上記積層体をオートクレーブに投入し、圧力5atm、温度50℃の条件で15分間処理した後、23℃、50%RHの環境下で上記アルカリガラス板を介して光照射を行った。上記光照射は、高圧水銀ランプ(300mW/cm2)を使用して、積算光量3000mJ/cm2の紫外線をアルカリガラス側から照射することにより行った。。
(2-3)湿熱後剥離強度
上記(2-2)により得られたサンプルを、85℃、85%RHの環境下に24時間保持した後、23℃、50%RHの環境下で5時間静置した。その後、JIS Z0237:2009の10.4.1 方法1:試験板に対する180°引きはがし粘着力に従い、具体的には、試験温度23℃にて引張試験機を用いて引張速度300mm/分、剥離角度180度の条件で剥離強度を測定した。得られた結果を、幅10mm当たりの値に換算して表2に示した。
(2-4)湿熱耐久性評価
上記(2-2)により得られたサンプルを、5℃、85%RHの環境下に500時間保持した後、23℃、50%RHの環境下で5時間静置した。その後、粘着剤層とガラス板との界面における剥離の有無および気泡の発生有無を目視観察し、以下の3段階で耐久性を評価した。結果を表2に示した。なお、いずれの例に係る粘着シートを用いた場合も、上記耐久性評価用サンプルの作製直後には気泡は全く認められなかった。
A:剥がれ、気泡発生ともに認められなかった。
B:気泡の発生はないが、サンプルの端部で3mm未満の剥がれが認められた。
C:気泡の発生はないが、サンプルの端部で3mm以上の剥がれが認められた。
表1に示されるように、例1~4の粘着シートはいずれも水剥離力FW0が低く、貼付けの初期において良好な水剥離性を示した。また、例1~3の粘着シートは、加熱処理を行うことにより、例4の粘着シートに比べて、水剥離力FW2をより大きく上昇させることができ、耐水信頼性を高めることができた。

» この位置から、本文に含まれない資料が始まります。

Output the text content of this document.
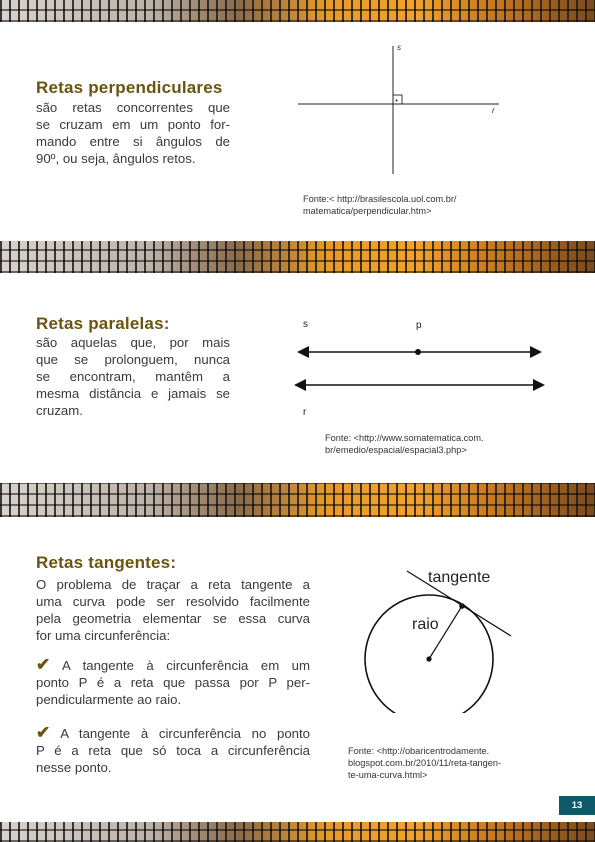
Retas perpendiculares
são retas concorrentes que
se cruzam em um ponto for-
mando entre si ângulos de
90º, ou seja, ângulos retos.
s
r
Fonte:< http://brasilescola.uol.com.br/
matematica/perpendicular.htm>
Retas paralelas:
são aquelas que, por mais
que se prolonguem, nunca
se encontram, mantêm a
mesma distância e jamais se
cruzam.
s	p
r
Fonte: <http://www.somatematica.com.
br/emedio/espacial/espacial3.php>
Retas tangentes:
O problema de traçar a reta tangente a
uma curva pode ser resolvido facilmente
pela geometria elementar se essa curva
for uma circunferência:
✔ A tangente à circunferência em um
ponto P é a reta que passa por P per-
pendicularmente ao raio.
✔ A tangente à circunferência no ponto
P é a reta que só toca a circunferência
nesse ponto.
tangente
raio
Fonte: <http://obaricentrodamente.
blogspot.com.br/2010/11/reta-tangen-
te-uma-curva.html>
13
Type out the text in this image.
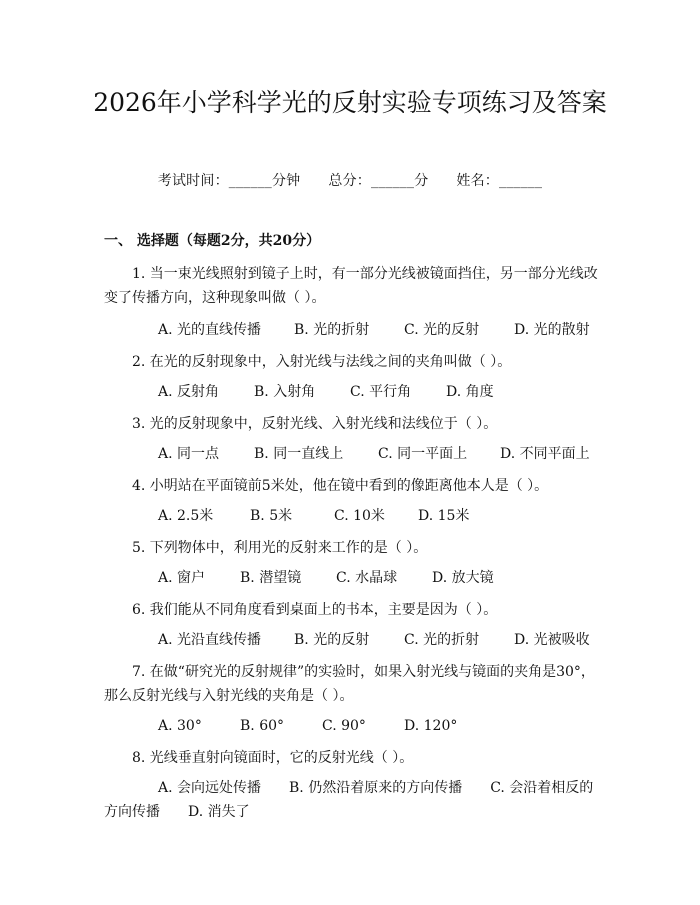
2026年小学科学光的反射实验专项练习及答案
考试时间：______分钟 总分：______分 姓名：______
一、 选择题（每题2分，共20分）
1. 当一束光线照射到镜子上时，有一部分光线被镜面挡住，另一部分光线改变了传播方向，这种现象叫做（ ）。
A. 光的直线传播 B. 光的折射 C. 光的反射 D. 光的散射
2. 在光的反射现象中，入射光线与法线之间的夹角叫做（ ）。
A. 反射角 B. 入射角 C. 平行角 D. 角度
3. 光的反射现象中，反射光线、入射光线和法线位于（ ）。
A. 同一点 B. 同一直线上 C. 同一平面上 D. 不同平面上
4. 小明站在平面镜前5米处，他在镜中看到的像距离他本人是（ ）。
A. 2.5米	B. 5米	C. 10米 D. 15米
5. 下列物体中，利用光的反射来工作的是（ ）。
A. 窗户 B. 潜望镜 C. 水晶球 D. 放大镜
6. 我们能从不同角度看到桌面上的书本，主要是因为（ ）。
A. 光沿直线传播 B. 光的反射 C. 光的折射 D. 光被吸收
7. 在做“研究光的反射规律”的实验时，如果入射光线与镜面的夹角是30°，那么反射光线与入射光线的夹角是（ ）。
A. 30°	B. 60°	C. 90°	D. 120°
8. 光线垂直射向镜面时，它的反射光线（ ）。
A. 会向远处传播　　B. 仍然沿着原来的方向传播　　C. 会沿着相反的方向传播　　D. 消失了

また、加熱処理により水剥離力が大きく上昇した例1~3の粘着シートのうち、例1、2の粘着シートでは、表2に示すように、例3の粘着シートに比べてより長期にわたって水剥離力の上昇を抑制することができた。なかでも、例1の粘着シートは、湿熱後剥離強度が高く、湿熱耐久試験後の外観にも優れていた。
以上、本発明の具体例を詳細に説明したが、これらは例示にすぎず、特許請求の範囲を限定するものではない。特許請求の範囲に記載の技術には、以上に例示した具体例を様々に変形、変更したものが含まれる。